The non-profit sector can yield high profits, if you know where to look. Giveffect, a startup launched in 2012, has figured out how to tap into a market that’s worth a surprising $300 billion every year in the U.S. alone.

Giveffect offers cloud-based software to meet the specific needs of non-profits. With accounting, CRM and donor tracking, and crowdfunding platform services, the firm recognizes that non-profits are increasingly turning to online and digital formats to seek out donations.

The firm also recognizes another crucial aspect of non-profits: their very nature often means tight budgets and limited resources to adapt to a new online market.

According to Giveffect co-founder Anisa Mirza – who knows a thing or two about non-profits, having worked in the industry before starting the firm with her two co-founders – the B2B software and services offered don’t cater to the specific needs of a non-profit company. The options, Mirza said, don’t often offer tracking, extracting and integration of information that non-profits use every day. And expensive customized software? Forget about it.

“We were inspired to create this to help clients in the online giving sector going through what I went through,” Mirza said of her own experiences. “What we are doing is really something that hasn’t been done before.”

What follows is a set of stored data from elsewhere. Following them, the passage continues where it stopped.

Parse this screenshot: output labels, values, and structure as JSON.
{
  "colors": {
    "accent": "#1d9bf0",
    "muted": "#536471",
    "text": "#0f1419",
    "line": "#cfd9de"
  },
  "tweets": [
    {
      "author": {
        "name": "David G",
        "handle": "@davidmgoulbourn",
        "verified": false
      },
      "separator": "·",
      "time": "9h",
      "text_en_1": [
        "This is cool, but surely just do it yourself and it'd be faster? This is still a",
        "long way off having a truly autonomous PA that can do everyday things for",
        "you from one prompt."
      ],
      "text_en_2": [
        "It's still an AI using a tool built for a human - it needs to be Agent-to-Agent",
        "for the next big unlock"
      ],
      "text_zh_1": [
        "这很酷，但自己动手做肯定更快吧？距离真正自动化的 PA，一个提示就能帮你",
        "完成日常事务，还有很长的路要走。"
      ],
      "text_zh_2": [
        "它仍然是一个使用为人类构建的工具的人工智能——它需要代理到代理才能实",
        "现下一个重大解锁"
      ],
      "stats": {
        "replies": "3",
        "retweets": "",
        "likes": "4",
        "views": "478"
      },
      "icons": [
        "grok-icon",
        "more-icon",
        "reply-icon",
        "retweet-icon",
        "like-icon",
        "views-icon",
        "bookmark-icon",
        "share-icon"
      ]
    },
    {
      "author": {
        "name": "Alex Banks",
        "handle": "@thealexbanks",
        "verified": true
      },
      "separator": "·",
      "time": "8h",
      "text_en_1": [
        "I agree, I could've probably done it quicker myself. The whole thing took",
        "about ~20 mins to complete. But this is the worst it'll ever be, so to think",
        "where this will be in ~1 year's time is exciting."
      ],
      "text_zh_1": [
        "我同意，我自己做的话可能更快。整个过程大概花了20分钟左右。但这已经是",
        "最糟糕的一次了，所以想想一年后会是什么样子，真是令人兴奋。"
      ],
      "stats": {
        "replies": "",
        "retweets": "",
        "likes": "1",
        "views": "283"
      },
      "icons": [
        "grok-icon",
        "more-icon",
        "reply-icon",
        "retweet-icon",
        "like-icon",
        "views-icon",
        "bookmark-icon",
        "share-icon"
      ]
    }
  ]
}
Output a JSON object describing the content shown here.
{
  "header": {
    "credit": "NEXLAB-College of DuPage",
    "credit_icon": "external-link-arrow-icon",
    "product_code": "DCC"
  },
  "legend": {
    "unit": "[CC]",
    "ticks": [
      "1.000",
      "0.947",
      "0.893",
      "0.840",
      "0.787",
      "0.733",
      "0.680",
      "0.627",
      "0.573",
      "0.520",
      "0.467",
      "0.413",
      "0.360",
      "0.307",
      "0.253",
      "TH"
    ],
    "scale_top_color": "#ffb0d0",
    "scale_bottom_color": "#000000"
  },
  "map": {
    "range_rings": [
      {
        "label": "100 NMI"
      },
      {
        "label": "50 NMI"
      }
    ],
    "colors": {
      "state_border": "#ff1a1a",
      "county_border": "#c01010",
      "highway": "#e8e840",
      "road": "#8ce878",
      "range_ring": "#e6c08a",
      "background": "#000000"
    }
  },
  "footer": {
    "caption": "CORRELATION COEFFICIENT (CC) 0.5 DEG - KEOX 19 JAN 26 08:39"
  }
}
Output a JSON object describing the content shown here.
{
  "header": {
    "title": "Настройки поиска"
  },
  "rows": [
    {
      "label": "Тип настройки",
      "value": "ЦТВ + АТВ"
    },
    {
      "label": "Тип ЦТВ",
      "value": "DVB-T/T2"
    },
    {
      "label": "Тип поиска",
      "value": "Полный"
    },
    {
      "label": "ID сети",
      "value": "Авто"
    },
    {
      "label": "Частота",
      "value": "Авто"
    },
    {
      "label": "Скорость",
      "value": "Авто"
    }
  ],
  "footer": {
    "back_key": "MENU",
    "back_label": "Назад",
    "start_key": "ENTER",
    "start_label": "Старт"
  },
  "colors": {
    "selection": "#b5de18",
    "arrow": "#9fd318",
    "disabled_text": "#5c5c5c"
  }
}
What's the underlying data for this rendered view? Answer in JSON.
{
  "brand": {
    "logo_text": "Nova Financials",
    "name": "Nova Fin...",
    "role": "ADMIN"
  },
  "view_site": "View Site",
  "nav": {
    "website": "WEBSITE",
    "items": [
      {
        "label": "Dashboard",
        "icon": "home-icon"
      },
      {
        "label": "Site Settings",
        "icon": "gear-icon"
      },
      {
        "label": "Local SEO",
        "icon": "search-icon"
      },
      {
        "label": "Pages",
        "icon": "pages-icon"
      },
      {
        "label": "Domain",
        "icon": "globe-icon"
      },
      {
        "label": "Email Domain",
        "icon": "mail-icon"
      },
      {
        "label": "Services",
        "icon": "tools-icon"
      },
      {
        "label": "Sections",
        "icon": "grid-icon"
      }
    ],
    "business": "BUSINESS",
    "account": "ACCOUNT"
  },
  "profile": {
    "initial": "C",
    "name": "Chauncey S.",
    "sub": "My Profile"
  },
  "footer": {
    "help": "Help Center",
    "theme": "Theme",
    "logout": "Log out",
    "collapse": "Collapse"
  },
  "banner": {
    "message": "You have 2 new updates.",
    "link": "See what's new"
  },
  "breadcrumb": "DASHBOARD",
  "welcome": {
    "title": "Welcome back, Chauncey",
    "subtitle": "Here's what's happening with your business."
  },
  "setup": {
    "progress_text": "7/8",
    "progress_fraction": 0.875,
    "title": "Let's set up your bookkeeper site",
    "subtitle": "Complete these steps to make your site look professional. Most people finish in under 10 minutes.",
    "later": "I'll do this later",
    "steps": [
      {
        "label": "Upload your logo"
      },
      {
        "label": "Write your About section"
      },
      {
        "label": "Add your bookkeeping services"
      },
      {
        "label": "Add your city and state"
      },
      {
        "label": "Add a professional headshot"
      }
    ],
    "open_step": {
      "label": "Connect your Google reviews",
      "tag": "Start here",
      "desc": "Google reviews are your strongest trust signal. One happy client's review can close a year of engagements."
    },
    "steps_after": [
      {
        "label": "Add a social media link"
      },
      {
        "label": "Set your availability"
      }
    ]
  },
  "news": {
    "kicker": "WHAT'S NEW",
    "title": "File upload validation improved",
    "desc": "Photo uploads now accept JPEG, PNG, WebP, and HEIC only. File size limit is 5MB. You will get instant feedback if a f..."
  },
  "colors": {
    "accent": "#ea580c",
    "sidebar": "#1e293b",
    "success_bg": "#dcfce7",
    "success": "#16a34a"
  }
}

It’s not just the non-profits that can benefit from Giveffect, either. According to Mirza, the platform offers services to churches’ and schools’ fundraising efforts as well, making Giveffect valuable to “basically anyone that runs online giving systems [and] needs a way of keeping and organizing their notes, taxes and CRM.”

On top of it all, Giveffect also offers online crowdfunding, ticket sales, rewards systems and online campaign resources, and backend software that manages loads of data and reports.

“There are so many disjointed systems,” Mirza said. “When we show our product to clients, their first reaction is almost always, ‘Oh my god! You mean I don’t have to do all this stuff anymore?’”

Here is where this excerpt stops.